My brother-in-law and his wife went clamming today. They brought home quahogs, littlenecks (pissers) and a hermit crab. The littlenecks are called 'pissers' because apparently that's what they do as they try to escape you.
Almost everyone here has access to the sea and it's so easy for them to put on their gear and head out the door for 20 minutes to fetch some clams for dinner. Of course, Boston Clam Chowder is cream-based and the Manhattan Clam Chowder is tomato-based. What type of chowder do the Portuguese make? On our trip to Maine last year I discovered their milk-based chowders at roadside stands. Some were clam chowders, others were fish chowders. My favorite was a smoked-fish chowder as I road-tasted at every stand. Later, I had trouble finding milk-based recipes. As I write this, I realize that I could have simply taken the cream-based recipes and substituted them with milk. Sometimes I am queen of the obvious, then other times not.
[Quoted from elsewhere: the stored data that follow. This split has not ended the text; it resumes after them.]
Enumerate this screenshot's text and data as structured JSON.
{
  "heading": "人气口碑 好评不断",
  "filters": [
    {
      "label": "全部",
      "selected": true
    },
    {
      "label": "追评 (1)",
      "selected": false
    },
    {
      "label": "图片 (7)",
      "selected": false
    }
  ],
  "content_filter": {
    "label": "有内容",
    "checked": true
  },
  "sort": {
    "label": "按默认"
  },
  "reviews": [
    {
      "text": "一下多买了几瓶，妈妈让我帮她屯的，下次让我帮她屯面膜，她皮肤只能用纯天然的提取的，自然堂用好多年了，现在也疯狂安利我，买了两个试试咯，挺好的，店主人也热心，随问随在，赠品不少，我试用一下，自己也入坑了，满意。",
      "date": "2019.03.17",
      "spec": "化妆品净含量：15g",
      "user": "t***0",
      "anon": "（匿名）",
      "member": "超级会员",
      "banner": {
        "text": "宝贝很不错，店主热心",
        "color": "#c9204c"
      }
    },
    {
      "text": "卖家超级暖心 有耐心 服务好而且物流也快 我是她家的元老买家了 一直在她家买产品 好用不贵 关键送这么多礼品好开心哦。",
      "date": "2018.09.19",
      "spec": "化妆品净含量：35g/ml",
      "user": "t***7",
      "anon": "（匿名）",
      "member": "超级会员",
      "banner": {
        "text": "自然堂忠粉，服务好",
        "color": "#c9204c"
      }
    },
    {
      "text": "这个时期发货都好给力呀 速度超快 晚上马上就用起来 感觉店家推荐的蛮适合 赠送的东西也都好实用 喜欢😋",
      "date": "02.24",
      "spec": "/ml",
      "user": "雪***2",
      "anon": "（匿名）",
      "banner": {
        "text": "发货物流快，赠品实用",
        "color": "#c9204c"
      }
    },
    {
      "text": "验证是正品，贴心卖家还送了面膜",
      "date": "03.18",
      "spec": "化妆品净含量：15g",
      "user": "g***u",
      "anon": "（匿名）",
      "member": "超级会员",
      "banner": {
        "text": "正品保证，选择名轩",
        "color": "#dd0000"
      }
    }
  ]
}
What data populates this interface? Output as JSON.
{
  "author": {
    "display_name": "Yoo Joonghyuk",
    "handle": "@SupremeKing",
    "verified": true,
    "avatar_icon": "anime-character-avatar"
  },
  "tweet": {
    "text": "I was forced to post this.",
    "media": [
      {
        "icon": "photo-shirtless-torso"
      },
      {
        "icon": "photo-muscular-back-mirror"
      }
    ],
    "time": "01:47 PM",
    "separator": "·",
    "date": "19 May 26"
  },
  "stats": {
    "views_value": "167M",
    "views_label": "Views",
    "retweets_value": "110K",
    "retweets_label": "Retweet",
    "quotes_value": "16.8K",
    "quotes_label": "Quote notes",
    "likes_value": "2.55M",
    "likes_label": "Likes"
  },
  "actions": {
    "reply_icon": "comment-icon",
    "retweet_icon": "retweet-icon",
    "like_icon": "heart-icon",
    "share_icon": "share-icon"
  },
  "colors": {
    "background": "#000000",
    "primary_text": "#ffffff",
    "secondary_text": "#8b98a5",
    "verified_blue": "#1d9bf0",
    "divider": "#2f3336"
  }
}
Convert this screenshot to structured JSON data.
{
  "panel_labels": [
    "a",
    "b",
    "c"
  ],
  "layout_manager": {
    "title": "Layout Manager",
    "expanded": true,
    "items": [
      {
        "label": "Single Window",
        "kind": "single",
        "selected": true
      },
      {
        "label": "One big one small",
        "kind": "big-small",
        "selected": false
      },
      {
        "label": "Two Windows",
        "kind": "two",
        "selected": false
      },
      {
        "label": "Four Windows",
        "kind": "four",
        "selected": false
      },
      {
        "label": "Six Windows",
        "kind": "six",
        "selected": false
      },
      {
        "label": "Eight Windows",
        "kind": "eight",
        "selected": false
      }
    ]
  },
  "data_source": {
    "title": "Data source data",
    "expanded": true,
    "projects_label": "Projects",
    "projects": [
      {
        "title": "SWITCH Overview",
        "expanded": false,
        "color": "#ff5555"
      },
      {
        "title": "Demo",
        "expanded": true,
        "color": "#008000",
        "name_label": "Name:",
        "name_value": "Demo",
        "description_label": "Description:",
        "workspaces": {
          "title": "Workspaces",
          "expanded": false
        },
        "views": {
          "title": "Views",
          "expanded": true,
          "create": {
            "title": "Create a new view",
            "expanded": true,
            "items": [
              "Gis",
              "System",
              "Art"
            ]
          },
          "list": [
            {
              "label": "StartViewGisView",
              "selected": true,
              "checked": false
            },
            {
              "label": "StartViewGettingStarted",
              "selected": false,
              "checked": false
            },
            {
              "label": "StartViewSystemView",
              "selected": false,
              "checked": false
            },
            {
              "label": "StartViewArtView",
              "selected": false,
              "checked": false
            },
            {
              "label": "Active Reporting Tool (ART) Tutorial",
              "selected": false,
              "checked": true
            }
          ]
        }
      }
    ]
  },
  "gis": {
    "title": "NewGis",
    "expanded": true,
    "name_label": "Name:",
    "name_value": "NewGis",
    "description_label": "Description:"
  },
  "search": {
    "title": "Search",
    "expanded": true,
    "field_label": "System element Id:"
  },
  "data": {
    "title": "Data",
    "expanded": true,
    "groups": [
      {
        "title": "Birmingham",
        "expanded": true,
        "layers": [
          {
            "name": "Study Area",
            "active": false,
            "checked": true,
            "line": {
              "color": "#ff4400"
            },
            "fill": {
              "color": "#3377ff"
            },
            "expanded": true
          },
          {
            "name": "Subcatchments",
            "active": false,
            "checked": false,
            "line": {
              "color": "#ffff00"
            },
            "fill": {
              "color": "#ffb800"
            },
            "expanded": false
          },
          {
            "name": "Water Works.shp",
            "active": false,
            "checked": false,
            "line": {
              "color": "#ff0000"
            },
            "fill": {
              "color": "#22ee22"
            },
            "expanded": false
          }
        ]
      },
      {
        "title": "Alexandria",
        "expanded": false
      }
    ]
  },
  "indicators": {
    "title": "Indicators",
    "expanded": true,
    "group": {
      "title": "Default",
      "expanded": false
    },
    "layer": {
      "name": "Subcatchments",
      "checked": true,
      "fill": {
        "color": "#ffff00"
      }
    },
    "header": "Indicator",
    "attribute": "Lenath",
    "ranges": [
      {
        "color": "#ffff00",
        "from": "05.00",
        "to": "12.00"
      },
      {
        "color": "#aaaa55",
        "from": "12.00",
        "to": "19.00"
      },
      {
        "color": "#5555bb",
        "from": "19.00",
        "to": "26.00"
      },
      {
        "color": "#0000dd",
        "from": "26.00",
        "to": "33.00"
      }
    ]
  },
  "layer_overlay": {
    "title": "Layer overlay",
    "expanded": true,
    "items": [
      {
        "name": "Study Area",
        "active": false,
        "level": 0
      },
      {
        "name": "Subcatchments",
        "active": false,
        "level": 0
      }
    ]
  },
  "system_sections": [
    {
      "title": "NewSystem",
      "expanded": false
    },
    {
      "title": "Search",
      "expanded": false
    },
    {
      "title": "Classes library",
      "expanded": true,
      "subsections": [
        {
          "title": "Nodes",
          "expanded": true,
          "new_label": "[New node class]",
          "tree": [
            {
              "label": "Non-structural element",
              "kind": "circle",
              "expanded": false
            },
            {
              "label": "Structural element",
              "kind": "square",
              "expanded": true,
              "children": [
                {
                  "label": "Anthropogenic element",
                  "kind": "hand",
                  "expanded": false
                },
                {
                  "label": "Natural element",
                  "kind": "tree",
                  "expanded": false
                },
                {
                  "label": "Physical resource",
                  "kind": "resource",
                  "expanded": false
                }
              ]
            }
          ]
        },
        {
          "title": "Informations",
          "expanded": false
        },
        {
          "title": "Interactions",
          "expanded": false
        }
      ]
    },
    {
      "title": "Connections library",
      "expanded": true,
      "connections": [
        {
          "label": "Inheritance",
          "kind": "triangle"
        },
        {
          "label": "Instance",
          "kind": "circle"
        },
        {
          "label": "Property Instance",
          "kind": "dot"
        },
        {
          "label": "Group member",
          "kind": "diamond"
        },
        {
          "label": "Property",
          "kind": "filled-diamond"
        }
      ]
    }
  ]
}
Nevertheless, it was on the Maine trip that I became a bona-fide "Chowdah Hound".
Oh, I learned yesterday that Rhode Island has a broth-based chowder. I wonder what other chowders are out there waiting to be discovered? Or if there is a "Chowders of the World" cookbook....?
Walking along Martha's Vineyard and the fishing boats, I imagine living here for a summer and fishing and making chowder.